Input: ([('add', 1), ('add', 2), ('snapshot',), ('remove', 1), ('snapshot',), ('iterator', 0), ('next', 0), ('next', 0), ('next', 0), ('iterator', 1), ('next', 1), ('next', 1), ('contains', 1)],)
Expected Output: [0, 1, 0, 1, 2, None, 1, 2, None, False]
Explanation: Snapshot 0 contains {1,2}. After removing 1, snapshot 1 contains {2}. The old snapshot still iterates 1,2, while the live set no longer contains 1.

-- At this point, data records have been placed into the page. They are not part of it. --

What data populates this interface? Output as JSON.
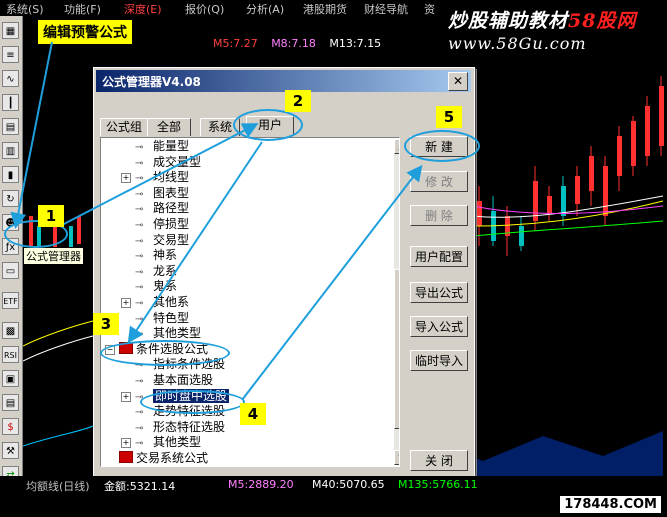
{
  "menubar": {
    "items": [
      "系统(S)",
      "功能(F)",
      "深度(E)",
      "报价(Q)",
      "分析(A)",
      "港股期货",
      "财经导航",
      "资"
    ]
  },
  "moving_averages": {
    "ma5": "M5:7.27",
    "ma8": "M8:7.18",
    "ma13": "M13:7.15"
  },
  "watermark": {
    "line1_a": "炒股辅助教材",
    "line1_b": "58股网",
    "line2": "www.58Gu.com"
  },
  "annotation": {
    "edit_alert_formula": "编辑预警公式",
    "tooltip": "公式管理器",
    "badges": [
      "1",
      "2",
      "3",
      "4",
      "5"
    ]
  },
  "dialog": {
    "title": "公式管理器V4.08",
    "close": "✕",
    "tabs": [
      "公式组",
      "全部",
      "系统",
      "用户"
    ],
    "tree": [
      {
        "label": "能量型",
        "level": 2,
        "expandable": false
      },
      {
        "label": "成交量型",
        "level": 2,
        "expandable": false
      },
      {
        "label": "均线型",
        "level": 2,
        "expandable": true
      },
      {
        "label": "图表型",
        "level": 2,
        "expandable": false
      },
      {
        "label": "路径型",
        "level": 2,
        "expandable": false
      },
      {
        "label": "停损型",
        "level": 2,
        "expandable": false
      },
      {
        "label": "交易型",
        "level": 2,
        "expandable": false
      },
      {
        "label": "神系",
        "level": 2,
        "expandable": false
      },
      {
        "label": "龙系",
        "level": 2,
        "expandable": false
      },
      {
        "label": "鬼系",
        "level": 2,
        "expandable": false
      },
      {
        "label": "其他系",
        "level": 2,
        "expandable": true
      },
      {
        "label": "特色型",
        "level": 2,
        "expandable": false
      },
      {
        "label": "其他类型",
        "level": 2,
        "expandable": false
      },
      {
        "label": "条件选股公式",
        "level": 1,
        "expandable": true,
        "folder": true
      },
      {
        "label": "指标条件选股",
        "level": 2,
        "expandable": false
      },
      {
        "label": "基本面选股",
        "level": 2,
        "expandable": false
      },
      {
        "label": "即时盘中选股",
        "level": 2,
        "expandable": true,
        "selected": true
      },
      {
        "label": "走势特征选股",
        "level": 2,
        "expandable": false
      },
      {
        "label": "形态特征选股",
        "level": 2,
        "expandable": false
      },
      {
        "label": "其他类型",
        "level": 2,
        "expandable": true
      },
      {
        "label": "交易系统公式",
        "level": 1,
        "expandable": false,
        "folder": true
      }
    ],
    "buttons": {
      "new": "新  建",
      "modify": "修  改",
      "delete": "删  除",
      "user_config": "用户配置",
      "export": "导出公式",
      "import": "导入公式",
      "temp_import": "临时导入",
      "close": "关  闭"
    }
  },
  "bottom": {
    "indicator": "均额线(日线)",
    "amount": "金额:5321.14",
    "m5": "M5:2889.20",
    "m40": "M40:5070.65",
    "m135": "M135:5766.11",
    "site": "178448.COM"
  },
  "colors": {
    "titlebar": "#0a246a",
    "annotation_blue": "#1e9fdc",
    "badge_yellow": "#ffff00"
  }
}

Input: ([('add', 3), ('add', 1), ('snapshot',), ('iterator', 0), ('next', 0), ('add', 2), ('remove', 3), ('next', 0), ('next', 0), ('snapshot',), ('iterator', 1), ('next', 1), ('next', 1), ('next', 1)],)
Expected Output: [0, 0, 1, 3, None, 1, 1, 1, 2, None]
Explanation: Iterator 0 is created from snapshot 0 = {1,3}. Even after the live set changes to {1,2}, iterator 0 still yields 3. Snapshot 1 reflects the later live set.
Input: ([('add', -1), ('add', -1), ('remove', 5), ('contains', -1), ('snapshot',), ('remove', -1), ('contains', -1), ('iterator', 0), ('next', 0), ('next', 0)],)
Expected Output: [True, 0, False, 0, -1, None]
Explanation: Duplicate add has no effect, removing a missing value has no effect, and the snapshot preserves -1 even after it is removed from the live set.